Demokraten kritisieren: Maßnahme stärkt Russland
Die demokratischen Senatorinnen Jeanne Shaheen und Elizabeth Warren appellierten an die von Präsident Donald Trump geführte US-Regierung, die jüngste Ausnahmeregelung nicht zu verlängern: „Das Finanzministerium muss endlich seine schlecht durchdachte Politik beenden, die Russland ermöglicht, noch mehr Profit aus Präsident Trumps rücksichtlosem Krieg im Iran zu schlagen“, erklärten sie in einer gemeinsamen Stellungnahme. Zudem gebe es keine Hinweise darauf, dass die Maßnahme die Benzinkosten für amerikanische Familien senkt.

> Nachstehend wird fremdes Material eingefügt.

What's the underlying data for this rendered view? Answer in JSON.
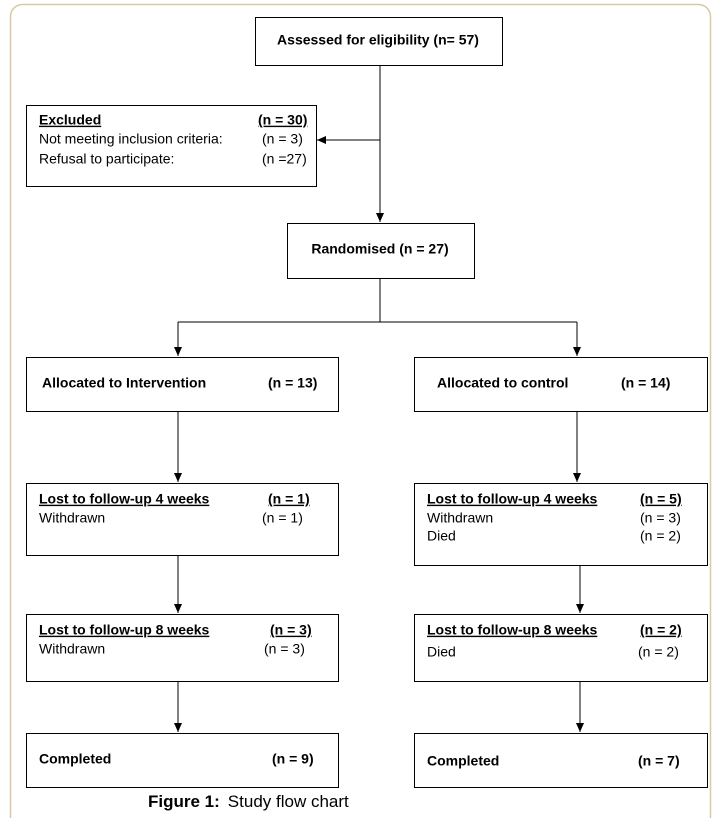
{
  "assessed": {
    "label": "Assessed for eligibility (n= 57)"
  },
  "excluded": {
    "label": "Excluded",
    "count": "(n = 30)",
    "rows": [
      [
        "Not meeting inclusion criteria:",
        "(n = 3)"
      ],
      [
        "Refusal to participate:",
        "(n =27)"
      ]
    ]
  },
  "randomised": {
    "label": "Randomised (n = 27)"
  },
  "arms": [
    {
      "allocated": {
        "label": "Allocated to Intervention",
        "count": "(n = 13)"
      },
      "lost_4_weeks": {
        "label": "Lost to follow-up 4 weeks",
        "count": "(n = 1)",
        "rows": [
          [
            "Withdrawn",
            "(n = 1)"
          ]
        ]
      },
      "lost_8_weeks": {
        "label": "Lost to follow-up 8 weeks",
        "count": "(n = 3)",
        "rows": [
          [
            "Withdrawn",
            "(n = 3)"
          ]
        ]
      },
      "completed": {
        "label": "Completed",
        "count": "(n = 9)"
      }
    },
    {
      "allocated": {
        "label": "Allocated to control",
        "count": "(n = 14)"
      },
      "lost_4_weeks": {
        "label": "Lost to follow-up 4 weeks",
        "count": "(n = 5)",
        "rows": [
          [
            "Withdrawn",
            "(n = 3)"
          ],
          [
            "Died",
            "(n = 2)"
          ]
        ]
      },
      "lost_8_weeks": {
        "label": "Lost to follow-up 8 weeks",
        "count": "(n = 2)",
        "rows": [
          [
            "Died",
            "(n = 2)"
          ]
        ]
      },
      "completed": {
        "label": "Completed",
        "count": "(n = 7)"
      }
    }
  ],
  "caption": {
    "label": "Figure 1:",
    "text": "Study flow chart"
  }
}
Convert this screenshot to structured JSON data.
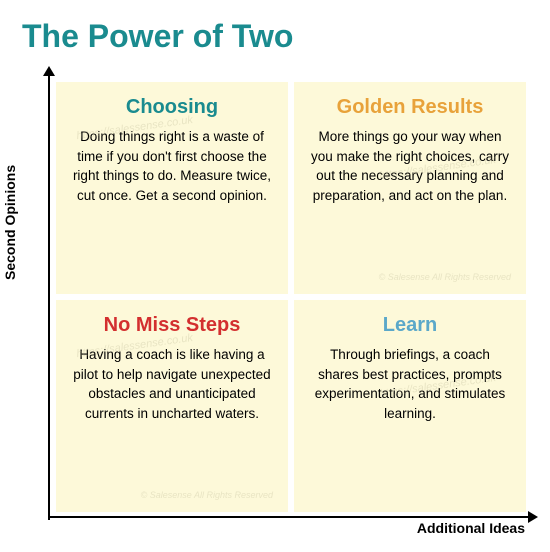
{
  "title": "The Power of Two",
  "axes": {
    "y_label": "Second Opinions",
    "x_label": "Additional Ideas",
    "axis_color": "#000000"
  },
  "colors": {
    "title_color": "#1a8b8f",
    "quad_bg": "#fdf9d9",
    "background": "#ffffff",
    "body_text": "#000000"
  },
  "quadrants": {
    "top_left": {
      "title": "Choosing",
      "title_color": "#1a8b8f",
      "body": "Doing things right is a waste of time if you don't first choose the right things to do. Measure twice, cut once. Get a second opinion."
    },
    "top_right": {
      "title": "Golden Results",
      "title_color": "#e8a23a",
      "body": "More things go your way when you make the right choices, carry out the necessary planning and preparation, and act on the plan."
    },
    "bottom_left": {
      "title": "No Miss Steps",
      "title_color": "#d32f2f",
      "body": "Having a coach is like having a pilot to help navigate unexpected obstacles and unanticipated currents in uncharted waters."
    },
    "bottom_right": {
      "title": "Learn",
      "title_color": "#5ba8c9",
      "body": "Through briefings, a coach shares best practices, prompts experimentation, and stimulates learning."
    }
  },
  "watermarks": {
    "url": "https://salessense.co.uk",
    "copyright": "© Salesense All Rights Reserved"
  },
  "typography": {
    "title_fontsize": 32,
    "quad_title_fontsize": 20,
    "body_fontsize": 13.5,
    "axis_label_fontsize": 14
  }
}
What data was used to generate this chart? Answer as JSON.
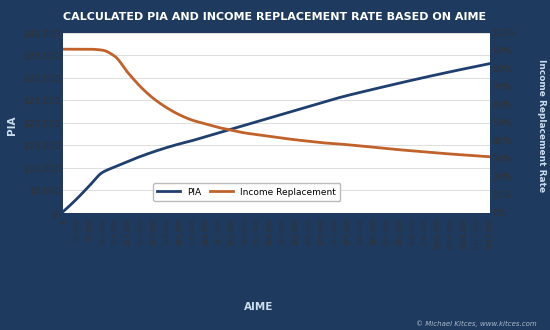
{
  "title": "CALCULATED PIA AND INCOME REPLACEMENT RATE BASED ON AIME",
  "xlabel": "AIME",
  "ylabel_left": "PIA",
  "ylabel_right": "Income Replacement Rate",
  "background_color": "#1e3a5f",
  "plot_bg_color": "#ffffff",
  "title_color": "#ffffff",
  "grid_color": "#d0d0d0",
  "line_pia_color": "#1f3f6e",
  "line_ir_color": "#c0622a",
  "watermark": "© Michael Kitces, www.kitces.com",
  "aime_values": [
    0,
    3500,
    7000,
    10500,
    14000,
    17500,
    21000,
    24500,
    28000,
    31500,
    35000,
    38500,
    42000,
    45500,
    49000,
    52500,
    56000,
    59500,
    63000,
    66500,
    70000,
    73500,
    77000,
    80500,
    84000,
    87500,
    91000,
    94500,
    98000,
    101500,
    105000,
    108500,
    112000,
    115500
  ],
  "pia_values": [
    300,
    2975,
    5950,
    8925,
    10234,
    11449,
    12568,
    13588,
    14513,
    15343,
    16079,
    16921,
    17763,
    18605,
    19447,
    20289,
    21131,
    21973,
    22815,
    23657,
    24499,
    25341,
    26100,
    26800,
    27490,
    28170,
    28840,
    29500,
    30150,
    30780,
    31400,
    32000,
    32600,
    33180
  ],
  "ir_values": [
    0.91,
    0.91,
    0.91,
    0.905,
    0.87,
    0.78,
    0.7,
    0.635,
    0.585,
    0.545,
    0.515,
    0.495,
    0.475,
    0.46,
    0.445,
    0.435,
    0.425,
    0.415,
    0.406,
    0.398,
    0.39,
    0.385,
    0.379,
    0.372,
    0.365,
    0.358,
    0.351,
    0.345,
    0.339,
    0.333,
    0.327,
    0.322,
    0.317,
    0.312
  ],
  "ylim_left": [
    0,
    40000
  ],
  "ylim_right": [
    0,
    1.0
  ],
  "xtick_labels": [
    "$-",
    "$3,500",
    "$7,000",
    "$10,500",
    "$14,000",
    "$17,500",
    "$21,000",
    "$24,500",
    "$28,000",
    "$31,500",
    "$35,000",
    "$38,500",
    "$42,000",
    "$45,500",
    "$49,000",
    "$52,500",
    "$56,000",
    "$59,500",
    "$63,000",
    "$66,500",
    "$70,000",
    "$73,500",
    "$77,000",
    "$80,500",
    "$84,000",
    "$87,500",
    "$91,000",
    "$94,500",
    "$98,000",
    "$101,500",
    "$105,000",
    "$108,500",
    "$112,000",
    "$115,500"
  ],
  "ytick_left": [
    0,
    5000,
    10000,
    15000,
    20000,
    25000,
    30000,
    35000,
    40000
  ],
  "ytick_right": [
    0.0,
    0.1,
    0.2,
    0.3,
    0.4,
    0.5,
    0.6,
    0.7,
    0.8,
    0.9,
    1.0
  ],
  "legend_pia": "PIA",
  "legend_ir": "Income Replacement"
}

Seit Ausbruch des Iran-Kriegs sind die Benzinpreise in den USA deutlich gestiegen. Am Samstag zahlten Verbraucher im Durchschnitt 4,52 US-Dollar (3,88 Euro) pro Gallone (3,785 Liter), wie eine Übersicht des Automobilverbands AAA zeigt. Zu Beginn des von den USA und Israel initiierten Konflikts lag der Preis noch bei durchschnittlich 2,98 Dollar.
Für Trump und seine Republikaner ist der Anstieg der Spritpreise ein heikles Thema, da viele Amerikaner auf das Auto angewiesen sind und die Aufmerksamkeit zunehmend auf die wichtigen Kongress-Zwischenwahlen im Herbst gerichtet ist.